PIMFA criticises ESMA over MiFID II
Chris Hamblin, Editor, London, 18 September 2019
The implementation of the European Union's second Markets in Financial Instruments Directive by the European Securities and Markets Authority and national regulators has been a story of shifting goalposts and bad timing on the part of European officials, according to a withering report by the UK's Personal Investment Management & Financial Advice Association.
ESMA - the overarching EU super-regulator that dictates policy to the nations - has called for feedback about the way in which it has handed MiFID II. It refers to its entreaty as a "call for evidence on impact of the inducements and costs and charges disclosure requirements under MiFID II" and PIMFA handed in its response before the deadline of 6th September.
Costs and charges
MiFID II's "costs and charges disclosure" rules require firms to give their clients information about all costs and associated charges in good time before they provide them with this-or-that service. This regime has been one of the most difficult, time-consuming and expensive parts of MiFID II for firms to plan for and obey and PIMFA does not believe that it has benefited HNW clients. The regime was supposed to let consumers know about all the costs they paid, some of which used to be 'hidden.' Although annual ex-post disclosures have helped HNWs a little, they can still not easily compare the costs of one firm with those of another, thanks in PIMFA's view to the framing of legislation and regulatory guidelines.
In this regard PIMFA contends that:
- Article 50 of EU Delegated Directive 2017/565 is unclear in both its overall intent and in its underlying details regarding the regime.
- ESMA’s questions and answers (a method by which ESMA tells firms what it wants without having to resort to rulemaking) have left some questions unanswered and given rise to further uncertainty in some cases. To make matters worse, ESMA published them just before (or in some cases after) MiFID II took effect.
- The implementation of the EU's Packaged Retail Investment and Insurance-based Products (PRIIPs) regulation alongside MiFID II has resulted in errors and inconsistencies in product data, while ESMA’s Q&A has tried to "introduce elements of the PRIIPs regime in a MiFID II context for which they were not designed" and this has caused immense problems. PIMFA does not want ESMA to create fresh chaos with further rule-changes, at least not in haste.
Ex-ante disclosures
ESMA has written recently: “it is now clear that the cost disclosures may not be done in a general way and have to be specific to a transaction.” Although this is what it thinks now, it has only taken this line since the end of March, some 15 months after MiFID II came into force. PIMFA, which represents many firms that were caught out, takes a dim view.
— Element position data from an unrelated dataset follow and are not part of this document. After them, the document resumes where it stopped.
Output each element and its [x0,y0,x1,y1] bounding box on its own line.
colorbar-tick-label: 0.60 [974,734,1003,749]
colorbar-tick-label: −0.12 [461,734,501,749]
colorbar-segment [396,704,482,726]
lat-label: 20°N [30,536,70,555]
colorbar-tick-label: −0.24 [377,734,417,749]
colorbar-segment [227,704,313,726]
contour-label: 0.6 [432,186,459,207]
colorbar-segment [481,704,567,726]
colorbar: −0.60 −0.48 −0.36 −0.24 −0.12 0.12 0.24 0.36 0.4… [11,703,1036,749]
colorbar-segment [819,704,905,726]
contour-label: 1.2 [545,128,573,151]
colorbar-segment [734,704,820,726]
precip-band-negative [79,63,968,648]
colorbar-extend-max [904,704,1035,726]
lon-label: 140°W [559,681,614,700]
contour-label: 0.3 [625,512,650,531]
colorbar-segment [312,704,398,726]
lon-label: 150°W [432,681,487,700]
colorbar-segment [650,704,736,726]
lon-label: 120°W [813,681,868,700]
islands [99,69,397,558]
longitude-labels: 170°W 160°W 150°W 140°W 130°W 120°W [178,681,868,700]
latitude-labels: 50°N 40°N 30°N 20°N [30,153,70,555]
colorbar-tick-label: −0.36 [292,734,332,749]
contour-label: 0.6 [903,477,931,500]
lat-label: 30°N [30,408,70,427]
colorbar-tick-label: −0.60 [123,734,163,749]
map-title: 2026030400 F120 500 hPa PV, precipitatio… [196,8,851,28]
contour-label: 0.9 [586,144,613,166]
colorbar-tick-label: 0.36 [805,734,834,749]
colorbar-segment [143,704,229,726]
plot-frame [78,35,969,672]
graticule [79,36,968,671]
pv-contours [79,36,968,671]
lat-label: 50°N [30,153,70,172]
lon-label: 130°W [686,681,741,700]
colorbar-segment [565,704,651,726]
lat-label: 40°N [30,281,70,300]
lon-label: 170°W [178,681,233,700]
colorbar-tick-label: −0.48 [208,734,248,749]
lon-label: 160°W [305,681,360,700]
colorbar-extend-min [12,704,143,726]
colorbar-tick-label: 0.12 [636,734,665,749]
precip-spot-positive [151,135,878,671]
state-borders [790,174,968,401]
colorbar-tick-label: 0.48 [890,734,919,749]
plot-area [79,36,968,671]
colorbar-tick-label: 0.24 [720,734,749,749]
Moreover, according to the trade body, the stringency that ESMA has suddenly asked for in firms' disclosures is at variance with the Financial Conduct Authority's position. The regulator, it argues, "effectively endorsed the position set out in PIMFA’s guidance by confirming to firms that are providing generic [i.e. not stringent] ex-ante disclosures that they are complying with the rules.”
PIMFA goes on to say that ESMA's call for stringency here has made it more expensive for firms to do business off-line by telephone and post than online.
ITCs
For PIMFA, the most problematic element of the costs-and-charges regime is the calculation/presentation of implicit transaction costs. Firms first became aware of ESMA’s expectationsonly 6 before MiFID II's date of implementation. It argues, therefore, that there was never any realistic prospect of most retail firms complying with the guidelines on time and wants ESMA to withdraw its guideline, which came in the form of 'Q&A 12.' It adds that "the application of the PRIIPs ITC methodology to MiFID business undertaken for segregated retail portfolios is fundamentally wrong and that the guidance provided by Q12 of the ESMA Q&A should be re-thought as a matter of urgency."
Inducements
On a less contentious note, PIMFA states that the inducement provisions of MiFID II were implemented in the UK in such a way as to accommodate obligations introduced by the FCA’s Retail Distribution Review (RDR) in 2012. As a result, British firms are subject to more stringent requirements in relation to inducements than their counterparts elsewhere in the European Union.
Firms that manage portfolios for and advise (independently or otherwise) retail clients in the UK cannot (a) retain for themselves benefits provided by third parties (with the exception of minor non-monetary benefits or MNMBs) and/or (b) receive third-party benefits in order to rebate them to the relevant clients. Firms that manage portfolios for and independently advise non-UK retail clients and/or professional clients cannot do this either, but they can receive such benefits as long as these are rebated to the relevant clients in accordance with specified conditions. Firms that provide other services (i.e. execution-only services or non-independent advice to non-UK retail clients and/or professional clients) can retain benefits provided by third parties as long as they comply with the conditions specified in Article 24(9) of Directive 2014/65/EU (i.e. MiFID II). However, in the UK, execution-only firms that are categorised as “platform service providers” are also banned from accepting distribution commissions from product providers.
Most PIMFA members do business predominantly with retail clients in the UK, so these additional restrictions ensure that there are very few third-party payments for them to tell their clients about. The one exception to this is where firms receive “legacy” commission arising from product sales that took place before the RDR took effect in 2012 and this is becoming less and less common as time goes on.